In the mode 101 file, most pixels have readings of 0, 1 and 2. This is consistent with the serialEM description that when saving in mode 101 the range of counts is 0-15. In other words, the 4-bit integers are unsigned.

K2 super-resolution or K3 unbinned counting mode images are stored with pairs of 4-bit integers (maximum 15) in each byte. (The left pixel in a pair is in the low 4 bits and the right pixel is in the high 4 bits of a packed byte.)

This simplifies the reading of the mode 101 MRC files a lot (as opposed to, if the 4-bit int are signed): we can simply &0x0f to get the left pixel and >>4 to get the right pixel from each byte.

Zhijie

stavros · July 29, 2019, 4:39pm

Glad I could help. So for now the only way to “read” the files by cryosparc is by converting them using the -byte 0 option, which would lead to a file that is twice as big as the original, am I right?

schow · February 22, 2021, 2:34pm

Hi,

I collected a dataset on Krios/K2/Super-res (0.55A/pix, 40 frames). The micrographs were collected on EPU - non-gain corrected, normalized 4-bit encryption. Each file was 1.5GB and would not load into cryosparc directly. To load them into crysosparc, I used: newstack -by 0 command. The resultant files were 1.2GB. This did not make sense to me why the file size would be smaller. I however loaded them into cry0sparc and did patch motion correction and the results were HORRENDOES…

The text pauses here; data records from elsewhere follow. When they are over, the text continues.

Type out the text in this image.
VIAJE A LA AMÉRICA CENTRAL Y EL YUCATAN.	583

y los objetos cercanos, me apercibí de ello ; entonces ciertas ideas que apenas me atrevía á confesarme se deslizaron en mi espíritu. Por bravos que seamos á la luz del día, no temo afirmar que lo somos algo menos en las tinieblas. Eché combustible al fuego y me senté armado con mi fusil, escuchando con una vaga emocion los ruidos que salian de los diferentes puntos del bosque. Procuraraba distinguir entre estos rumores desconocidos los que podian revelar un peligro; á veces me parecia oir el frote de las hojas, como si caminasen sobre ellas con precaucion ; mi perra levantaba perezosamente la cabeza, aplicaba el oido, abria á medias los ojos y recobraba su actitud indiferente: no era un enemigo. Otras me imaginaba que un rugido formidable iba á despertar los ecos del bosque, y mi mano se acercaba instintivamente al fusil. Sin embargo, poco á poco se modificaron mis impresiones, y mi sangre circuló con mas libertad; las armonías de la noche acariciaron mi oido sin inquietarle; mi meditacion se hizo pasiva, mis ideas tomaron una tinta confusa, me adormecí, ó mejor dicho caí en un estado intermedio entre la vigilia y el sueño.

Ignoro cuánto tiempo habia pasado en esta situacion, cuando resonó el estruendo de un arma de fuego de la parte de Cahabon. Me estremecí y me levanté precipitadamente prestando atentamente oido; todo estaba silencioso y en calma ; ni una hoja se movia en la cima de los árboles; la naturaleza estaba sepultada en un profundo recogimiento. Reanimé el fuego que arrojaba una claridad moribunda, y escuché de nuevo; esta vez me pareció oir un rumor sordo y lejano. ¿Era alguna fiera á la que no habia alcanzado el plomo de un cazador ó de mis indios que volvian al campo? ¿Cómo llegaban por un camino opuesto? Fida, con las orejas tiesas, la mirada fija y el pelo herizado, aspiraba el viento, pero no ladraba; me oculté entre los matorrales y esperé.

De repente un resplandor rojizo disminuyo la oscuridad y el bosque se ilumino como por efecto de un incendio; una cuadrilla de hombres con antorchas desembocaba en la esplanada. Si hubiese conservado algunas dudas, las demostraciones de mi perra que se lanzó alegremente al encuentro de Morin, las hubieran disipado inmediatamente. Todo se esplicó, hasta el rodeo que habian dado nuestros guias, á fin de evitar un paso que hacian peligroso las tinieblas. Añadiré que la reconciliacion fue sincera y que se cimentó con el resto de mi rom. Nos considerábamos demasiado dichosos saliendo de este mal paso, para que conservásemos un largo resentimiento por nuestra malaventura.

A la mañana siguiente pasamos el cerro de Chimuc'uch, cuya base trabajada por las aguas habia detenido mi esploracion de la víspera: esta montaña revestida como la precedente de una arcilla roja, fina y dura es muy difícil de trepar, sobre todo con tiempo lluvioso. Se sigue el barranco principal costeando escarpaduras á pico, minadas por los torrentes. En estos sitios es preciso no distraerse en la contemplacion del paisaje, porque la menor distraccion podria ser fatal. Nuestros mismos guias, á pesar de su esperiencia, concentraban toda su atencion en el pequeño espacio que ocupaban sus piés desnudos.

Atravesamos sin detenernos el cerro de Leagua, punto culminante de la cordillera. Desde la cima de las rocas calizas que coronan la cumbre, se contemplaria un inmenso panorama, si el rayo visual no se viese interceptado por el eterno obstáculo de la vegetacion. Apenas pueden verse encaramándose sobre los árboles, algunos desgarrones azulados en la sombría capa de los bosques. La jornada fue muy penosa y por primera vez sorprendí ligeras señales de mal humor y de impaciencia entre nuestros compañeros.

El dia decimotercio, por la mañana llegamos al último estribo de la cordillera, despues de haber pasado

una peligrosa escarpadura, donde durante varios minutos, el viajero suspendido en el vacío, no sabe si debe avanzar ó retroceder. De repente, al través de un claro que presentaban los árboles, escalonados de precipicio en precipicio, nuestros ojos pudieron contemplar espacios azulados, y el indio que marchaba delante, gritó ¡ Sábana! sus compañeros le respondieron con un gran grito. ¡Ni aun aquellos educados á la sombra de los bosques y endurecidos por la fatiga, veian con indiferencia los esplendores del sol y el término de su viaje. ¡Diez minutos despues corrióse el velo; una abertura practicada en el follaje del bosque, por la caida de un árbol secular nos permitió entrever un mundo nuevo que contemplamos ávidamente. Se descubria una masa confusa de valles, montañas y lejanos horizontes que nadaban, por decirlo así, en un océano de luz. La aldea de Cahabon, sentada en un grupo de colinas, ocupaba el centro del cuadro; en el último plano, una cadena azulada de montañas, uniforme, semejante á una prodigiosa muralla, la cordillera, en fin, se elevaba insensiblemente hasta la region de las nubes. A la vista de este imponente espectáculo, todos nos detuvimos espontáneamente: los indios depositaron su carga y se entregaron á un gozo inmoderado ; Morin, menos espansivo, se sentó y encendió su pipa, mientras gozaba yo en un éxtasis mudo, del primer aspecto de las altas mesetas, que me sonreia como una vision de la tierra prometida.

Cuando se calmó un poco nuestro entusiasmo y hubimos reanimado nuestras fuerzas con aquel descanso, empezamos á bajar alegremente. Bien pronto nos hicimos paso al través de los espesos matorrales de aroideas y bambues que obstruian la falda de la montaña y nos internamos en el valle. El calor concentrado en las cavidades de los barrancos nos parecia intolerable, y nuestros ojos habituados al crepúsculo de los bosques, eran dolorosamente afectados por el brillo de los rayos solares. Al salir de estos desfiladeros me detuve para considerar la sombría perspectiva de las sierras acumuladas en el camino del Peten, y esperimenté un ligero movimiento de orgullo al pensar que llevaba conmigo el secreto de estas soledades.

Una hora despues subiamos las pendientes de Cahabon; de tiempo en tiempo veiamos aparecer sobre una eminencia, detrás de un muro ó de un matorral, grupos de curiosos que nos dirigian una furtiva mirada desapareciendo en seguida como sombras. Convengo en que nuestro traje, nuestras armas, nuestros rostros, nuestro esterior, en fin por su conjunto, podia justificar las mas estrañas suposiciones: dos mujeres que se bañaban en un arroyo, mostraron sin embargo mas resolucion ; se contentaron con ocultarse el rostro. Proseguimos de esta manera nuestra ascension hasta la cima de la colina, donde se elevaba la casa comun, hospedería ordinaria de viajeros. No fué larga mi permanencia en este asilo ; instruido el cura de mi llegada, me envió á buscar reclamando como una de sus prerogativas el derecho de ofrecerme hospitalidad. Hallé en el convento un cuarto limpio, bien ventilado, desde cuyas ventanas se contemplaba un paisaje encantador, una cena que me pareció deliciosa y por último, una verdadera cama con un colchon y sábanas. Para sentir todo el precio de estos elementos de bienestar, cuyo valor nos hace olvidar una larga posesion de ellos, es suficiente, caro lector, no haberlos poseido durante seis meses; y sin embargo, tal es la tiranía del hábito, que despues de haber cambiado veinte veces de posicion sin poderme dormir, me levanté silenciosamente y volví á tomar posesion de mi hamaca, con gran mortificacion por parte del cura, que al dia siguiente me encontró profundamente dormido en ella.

I am wondering if the 4-bit to 8-bit conversion messed up anything. It does not make sense to me why the file size would become smaller. Also, I tried to convert them to 16-bit noted by @stavros in this thread (using the newstack -mo 1 option) and the resultant file size was 1.8GB - again this does not make sense, since I would assume it to be 2.4GB (2x size of the file generated by newstack -by 0)

Do you have any kneww-jerk thoughts or suggestions? I would really appreciate it if you could help me troubleshoot this.

Thank you